Karrie Jacobs

@KarrieUrbanist

September 30, 2006

It's Like Dorothy Said…

Navy Yard pre fab.jpg

As you may know, I’ve been spending my time lately promoting my book, The Perfect $100,000 House. But occasionally I’m forced to do actual work. For instance, I write a monthly column for Metropolis Magazine that sometimes requires my attention. So, a week or so ago, I went on a little field trip to the Brooklyn Navy Yard to see low cost townhouses designed by architect Alexander Gorlin for the Nehemiah Housing Development Fund. Destined for a new development in outermost East New York, Brooklyn, the houses are being built in modular fashion in a WWII era foundry now occupied by the Capsys Corp. While touring the plant, where they’ve been turning out houses for a decade, I learned that the single family homes Alex designed will sell for $158,000. Okay, the houses are actually worth more like $202,000 but the city is subsidizing the project. And, yeah, the development is in East New York which is way over there, a good 40 minutes on the subway from my part of Brooklyn. And you have to win a lottery to buy one of the houses. But still, I thought, I drove 14,000 miles, all over America looking for the Perfect $100,000 House and here it is being pre-fabricated right in my own backyard.

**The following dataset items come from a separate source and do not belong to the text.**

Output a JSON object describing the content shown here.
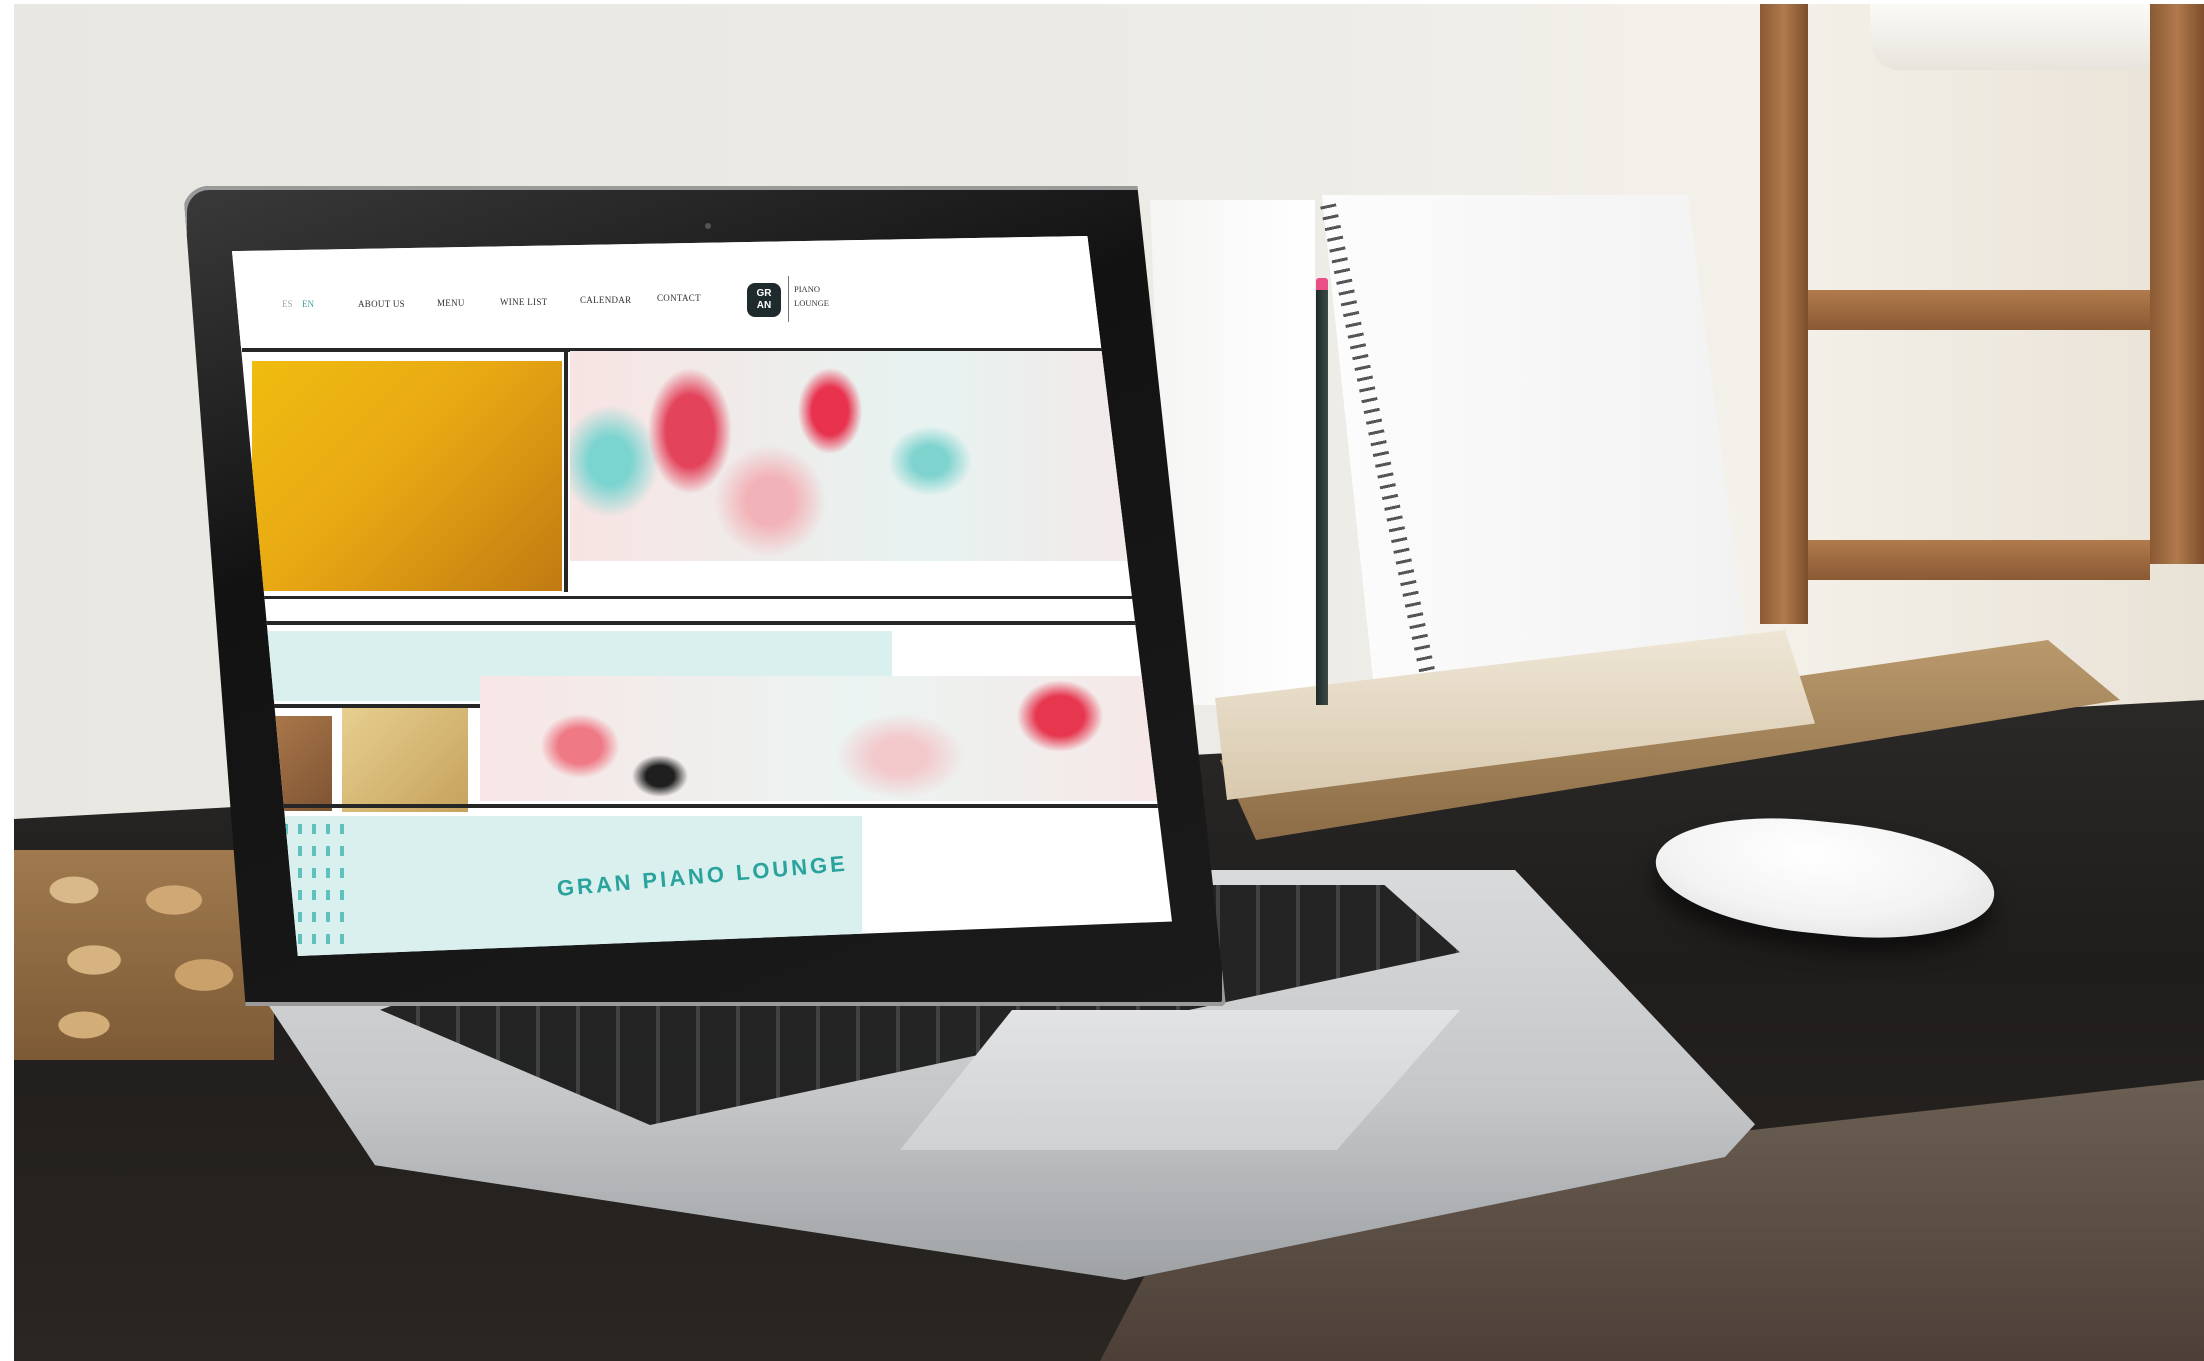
{
  "site": {
    "nav": {
      "lang_es": "ES",
      "lang_en": "EN",
      "links": [
        "ABOUT US",
        "MENU",
        "WINE LIST",
        "CALENDAR",
        "CONTACT"
      ]
    },
    "brand": {
      "badge_line1": "GR",
      "badge_line2": "AN",
      "name_line1": "PIANO",
      "name_line2": "LOUNGE"
    },
    "hero": {
      "title": "GRAN PIANO LOUNGE"
    }
  },
  "colors": {
    "accent": "#2aa39d",
    "mint": "#d9f0ef",
    "badge": "#1e2a2c",
    "yellow": "#f0bc10"
  },
  "icons": {
    "camera": "camera-icon"
  }
}
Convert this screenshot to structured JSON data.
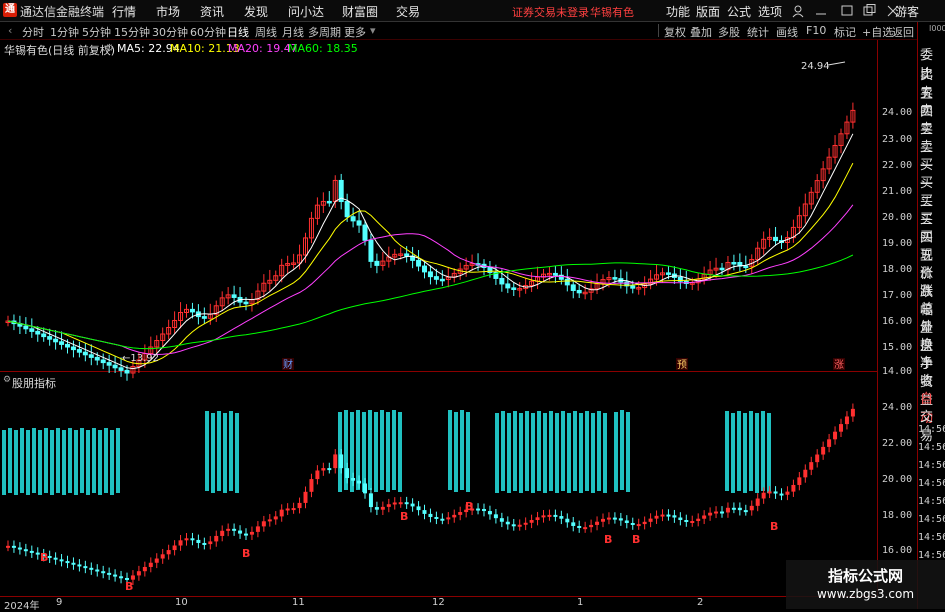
{
  "app": {
    "title": "通达信金融终端",
    "logo": "通"
  },
  "menu": [
    "行情",
    "市场",
    "资讯",
    "发现",
    "问小达",
    "财富圈",
    "交易"
  ],
  "status": {
    "broker": "证券交易未登录",
    "stock": "华锡有色"
  },
  "right_menu": [
    "功能",
    "版面",
    "公式",
    "选项"
  ],
  "guest": "游客",
  "periods": [
    "分时",
    "1分钟",
    "5分钟",
    "15分钟",
    "30分钟",
    "60分钟",
    "日线",
    "周线",
    "月线",
    "多周期",
    "更多"
  ],
  "active_period": "日线",
  "tools": [
    "复权",
    "叠加",
    "多股",
    "统计",
    "画线",
    "F10",
    "标记",
    "+自选",
    "返回"
  ],
  "stock_info": "华锡有色(日线 前复权)",
  "ma": [
    {
      "label": "MA5: 22.94",
      "color": "#ffffff"
    },
    {
      "label": "MA10: 21.13",
      "color": "#ffff00"
    },
    {
      "label": "MA20: 19.47",
      "color": "#ff40ff"
    },
    {
      "label": "MA60: 18.35",
      "color": "#00ff00"
    }
  ],
  "price_axis": [
    "24.00",
    "23.00",
    "22.00",
    "21.00",
    "20.00",
    "19.00",
    "18.00",
    "17.00",
    "16.00",
    "15.00",
    "14.00"
  ],
  "ind_axis": [
    "24.00",
    "22.00",
    "20.00",
    "18.00",
    "16.00"
  ],
  "high_label": "24.94",
  "low_label": "13.92",
  "event_markers": {
    "cai": "财",
    "yu": "预",
    "zhang": "涨"
  },
  "indicator_title": "股朋指标",
  "buy_marker": "B",
  "side_items": [
    "委比",
    "卖五",
    "卖四",
    "卖三",
    "卖二",
    "卖一",
    "买一",
    "买二",
    "买三",
    "买四",
    "买五",
    "现价",
    "涨跌",
    "涨幅",
    "总量",
    "外盘",
    "换手",
    "净资",
    "收益",
    "自动",
    "交易"
  ],
  "side_times": [
    "14:56",
    "14:56",
    "14:56",
    "14:56",
    "14:56",
    "14:56",
    "14:56",
    "14:56"
  ],
  "side_top": "I000",
  "dates": [
    "2024年",
    "9",
    "10",
    "11",
    "12",
    "1",
    "2"
  ],
  "watermark": {
    "title": "指标公式网",
    "url": "www.zbgs3.com"
  },
  "colors": {
    "up": "#ff3030",
    "down": "#54ffff",
    "ma5": "#ffffff",
    "ma10": "#ffff00",
    "ma20": "#ff40ff",
    "ma60": "#00ff00",
    "bar": "#20c0c0"
  }
}
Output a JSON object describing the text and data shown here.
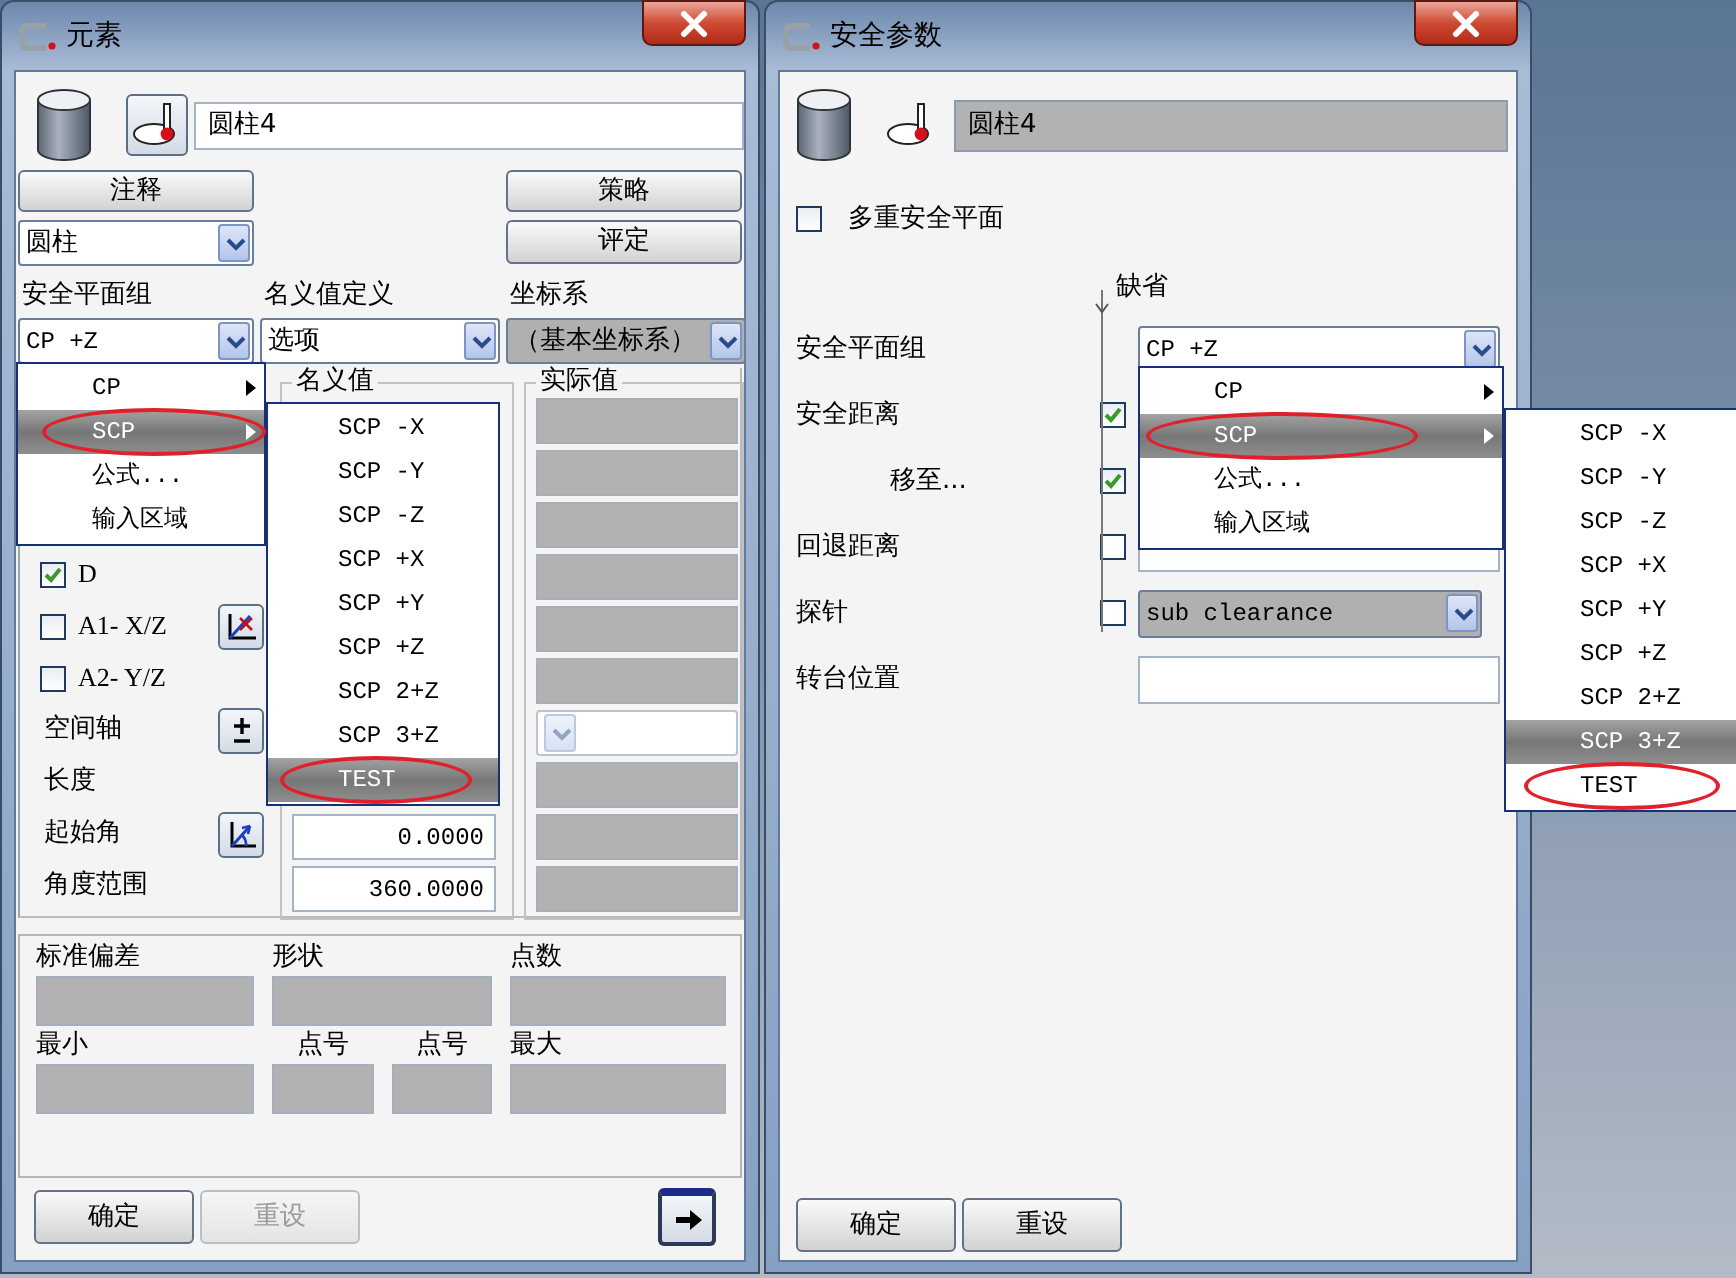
{
  "element_dialog": {
    "title": "元素",
    "name_field": {
      "value": "圆柱4"
    },
    "comment_button": {
      "label": "注释"
    },
    "strategy_button": {
      "label": "策略"
    },
    "type_select": {
      "value": "圆柱"
    },
    "evaluate_button": {
      "label": "评定"
    },
    "selectors": [
      {
        "label": "安全平面组",
        "value": "CP +Z",
        "disabled": false
      },
      {
        "label": "名义值定义",
        "value": "选项",
        "disabled": false
      },
      {
        "label": "坐标系",
        "value": "（基本坐标系）",
        "disabled": true
      }
    ],
    "options": [
      {
        "kind": "check",
        "label": "D",
        "checked": true
      },
      {
        "kind": "check_tool",
        "label": "A1- X/Z",
        "checked": false
      },
      {
        "kind": "check",
        "label": "A2- Y/Z",
        "checked": false
      },
      {
        "kind": "text_tool",
        "label": "空间轴"
      },
      {
        "kind": "text",
        "label": "长度"
      },
      {
        "kind": "text_tool",
        "label": "起始角"
      },
      {
        "kind": "text",
        "label": "角度范围"
      }
    ],
    "nominal": {
      "title": "名义值",
      "values": [
        "0.0000",
        "360.0000"
      ]
    },
    "actual": {
      "title": "实际值",
      "fields": [
        {
          "kind": "readonly"
        },
        {
          "kind": "readonly"
        },
        {
          "kind": "readonly"
        },
        {
          "kind": "readonly"
        },
        {
          "kind": "readonly"
        },
        {
          "kind": "readonly"
        },
        {
          "kind": "select"
        },
        {
          "kind": "readonly"
        },
        {
          "kind": "readonly"
        },
        {
          "kind": "readonly"
        }
      ]
    },
    "statistics": [
      {
        "label": "标准偏差"
      },
      {
        "label": "形状"
      },
      {
        "label": "点数"
      },
      {
        "label": "最小"
      },
      {
        "label": "点号"
      },
      {
        "label": "点号"
      },
      {
        "label": "最大"
      }
    ],
    "footer_buttons": [
      {
        "label": "确定",
        "disabled": false
      },
      {
        "label": "重设",
        "disabled": true
      }
    ],
    "menu": [
      {
        "label": "CP",
        "has_submenu": true,
        "selected": false,
        "circled": false
      },
      {
        "label": "SCP",
        "has_submenu": true,
        "selected": true,
        "circled": true
      },
      {
        "label": "公式...",
        "has_submenu": false,
        "selected": false,
        "circled": false
      },
      {
        "label": "输入区域",
        "has_submenu": false,
        "selected": false,
        "circled": false
      }
    ],
    "submenu": [
      {
        "label": "SCP -X",
        "selected": false,
        "circled": false
      },
      {
        "label": "SCP -Y",
        "selected": false,
        "circled": false
      },
      {
        "label": "SCP -Z",
        "selected": false,
        "circled": false
      },
      {
        "label": "SCP +X",
        "selected": false,
        "circled": false
      },
      {
        "label": "SCP +Y",
        "selected": false,
        "circled": false
      },
      {
        "label": "SCP +Z",
        "selected": false,
        "circled": false
      },
      {
        "label": "SCP 2+Z",
        "selected": false,
        "circled": false
      },
      {
        "label": "SCP 3+Z",
        "selected": false,
        "circled": false
      },
      {
        "label": "TEST",
        "selected": true,
        "circled": true
      }
    ]
  },
  "safety_dialog": {
    "title": "安全参数",
    "name_field": {
      "value": "圆柱4"
    },
    "multiple_planes": {
      "label": "多重安全平面",
      "checked": false
    },
    "default_label": "缺省",
    "rows": [
      {
        "kind": "select",
        "label": "安全平面组",
        "value": "CP +Z"
      },
      {
        "kind": "check",
        "label": "安全距离",
        "checked": true,
        "indented": false
      },
      {
        "kind": "check",
        "label": "移至...",
        "checked": true,
        "indented": true
      },
      {
        "kind": "check_field",
        "label": "回退距离",
        "checked": false
      },
      {
        "kind": "check_select",
        "label": "探针",
        "checked": false,
        "value": "sub clearance",
        "disabled": true
      },
      {
        "kind": "field",
        "label": "转台位置"
      }
    ],
    "footer_buttons": [
      {
        "label": "确定",
        "disabled": false
      },
      {
        "label": "重设",
        "disabled": false
      }
    ],
    "menu": [
      {
        "label": "CP",
        "has_submenu": true,
        "selected": false,
        "circled": false
      },
      {
        "label": "SCP",
        "has_submenu": true,
        "selected": true,
        "circled": true
      },
      {
        "label": "公式...",
        "has_submenu": false,
        "selected": false,
        "circled": false
      },
      {
        "label": "输入区域",
        "has_submenu": false,
        "selected": false,
        "circled": false
      }
    ],
    "submenu": [
      {
        "label": "SCP -X",
        "selected": false,
        "circled": false
      },
      {
        "label": "SCP -Y",
        "selected": false,
        "circled": false
      },
      {
        "label": "SCP -Z",
        "selected": false,
        "circled": false
      },
      {
        "label": "SCP +X",
        "selected": false,
        "circled": false
      },
      {
        "label": "SCP +Y",
        "selected": false,
        "circled": false
      },
      {
        "label": "SCP +Z",
        "selected": false,
        "circled": false
      },
      {
        "label": "SCP 2+Z",
        "selected": false,
        "circled": false
      },
      {
        "label": "SCP 3+Z",
        "selected": true,
        "circled": false
      },
      {
        "label": "TEST",
        "selected": false,
        "circled": true
      }
    ]
  }
}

There will be more on this subject in the November issue of Metropolis.

Meanwhile, it’s been an amazing and exhausting month. The highlight was a lovely, enjoyable book-signing and party last Thursday night at the Flatiron Design Within Reach store. Company founder Rob Forbes helped promote the event with a generous review of the book in the DWR Newsletter. I’m pretty sure that this is the first time that anyone has compared me to Nabakov. I suspect it might also be the last.

Now I’m about to do some touring. First a quick trip to Lawrence, Kansas and then a week on the road in the Pacific Northwest with stops in Seattle, Olympia, Vancouver, B.C., Seattle again, and Portland. All the public appearances are conveniently listed right here.